A intervenção na segurança do Rio de Janeiro, decretada pelo
presidente da República, Michel Temer (MDB-SP), foi um pedido do governador do
estado, Luiz Fernando Pezão (MDB-RJ). O apelo ocorreu em uma reunião no Palácio
do Jaburu, a qual contou com a presença de ministros e parlamentares. Com isso,
o Exército assumirá o comando das Polícias Militar e Civil e do Corpo de
Bombeiros. A expectativa é que o decreto seja publicado na manhã desta
sexta-feira.
Segundo informações do site do jornal O Globo, Pezão assumiu
a situação de caos no estado e admitiu falhas no planejamento de patrulhamento
do Rio de Janeiro durante o Carnaval. ”Rodrigo, não dá mais, o Rio está em
estado de calamidade na segurança, não temos saída e não podemos adiar nem mais
um dia”, disse o governador ao presidente da Câmara, na tentativa de
convencê-lo. ”Não estávamos preparados. Houve uma falha nos dois primeiros dias
e depois a gente reforçou aquele policiamento. Mas eu acho que houve um erro
nosso”, admitiu na quarta-feira.
Aumento
Apesar do pedido de intervenção federal anunciado nesta
sexta-feira, um dia antes o Estado do Rio anunciou o aumento dos funcionários
do setor de segurança.
No site do governo do Rio, Pezão destacou que os policiais e
os demais servidores da segurança receberão os vencimentos de janeiro com 9,28%
de aumento, mesmo diante do cenário de crise financeira. ”Mesmo com a grave
crise financeira que sofremos, procuramos valorizar os nossos policiais e
demais servidores da área de Segurança, que já nesta sexta-feira vão receber
seus salários em dia e com reajuste, que mantivemos”, explica. ”Os policiais
estão enfrentando com bravura a criminalidade, que está cada vez mais
fortemente armada.
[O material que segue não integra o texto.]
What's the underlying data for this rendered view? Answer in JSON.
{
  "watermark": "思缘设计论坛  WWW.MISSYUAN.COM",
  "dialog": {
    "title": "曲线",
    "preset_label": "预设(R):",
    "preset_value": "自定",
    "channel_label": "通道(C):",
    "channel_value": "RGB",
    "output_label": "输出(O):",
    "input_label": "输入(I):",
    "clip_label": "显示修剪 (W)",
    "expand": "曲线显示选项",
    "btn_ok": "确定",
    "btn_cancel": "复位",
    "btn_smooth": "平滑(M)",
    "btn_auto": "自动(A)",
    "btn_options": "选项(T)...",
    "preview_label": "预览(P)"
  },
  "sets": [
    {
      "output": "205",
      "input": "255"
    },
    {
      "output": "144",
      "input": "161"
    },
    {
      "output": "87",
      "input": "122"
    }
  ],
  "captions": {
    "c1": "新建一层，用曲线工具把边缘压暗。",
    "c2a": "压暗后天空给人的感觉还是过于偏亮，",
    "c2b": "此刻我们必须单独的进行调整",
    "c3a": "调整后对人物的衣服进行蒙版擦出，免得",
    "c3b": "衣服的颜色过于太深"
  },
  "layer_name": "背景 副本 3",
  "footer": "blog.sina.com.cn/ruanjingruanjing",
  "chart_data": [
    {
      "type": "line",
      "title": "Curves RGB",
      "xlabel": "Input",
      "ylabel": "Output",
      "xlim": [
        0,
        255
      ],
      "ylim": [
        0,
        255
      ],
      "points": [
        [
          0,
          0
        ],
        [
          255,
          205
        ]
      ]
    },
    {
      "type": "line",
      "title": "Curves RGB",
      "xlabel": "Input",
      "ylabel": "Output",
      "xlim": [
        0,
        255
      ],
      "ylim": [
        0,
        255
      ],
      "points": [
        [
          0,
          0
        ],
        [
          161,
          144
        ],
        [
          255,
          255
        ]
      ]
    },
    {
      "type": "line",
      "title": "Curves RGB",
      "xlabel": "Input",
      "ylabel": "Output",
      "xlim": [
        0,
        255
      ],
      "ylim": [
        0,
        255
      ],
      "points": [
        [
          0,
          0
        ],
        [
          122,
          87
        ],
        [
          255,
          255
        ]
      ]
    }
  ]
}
Mas estamos enfrentando. Vou continuar me dedicando até o
fim do meu último dia de governo para melhorar e aperfeiçoar a segurança no
nosso estado”, afirmou o governador.
Em nota, o governo do Rio de Janeiro destacou que esta
medida, aprovada em 2014 em, pela Assembleia Legislativa do Rio de Janeiro
(Alerj), irá onerar a folha de pagamento de 2018 em 1 bilhão de reais.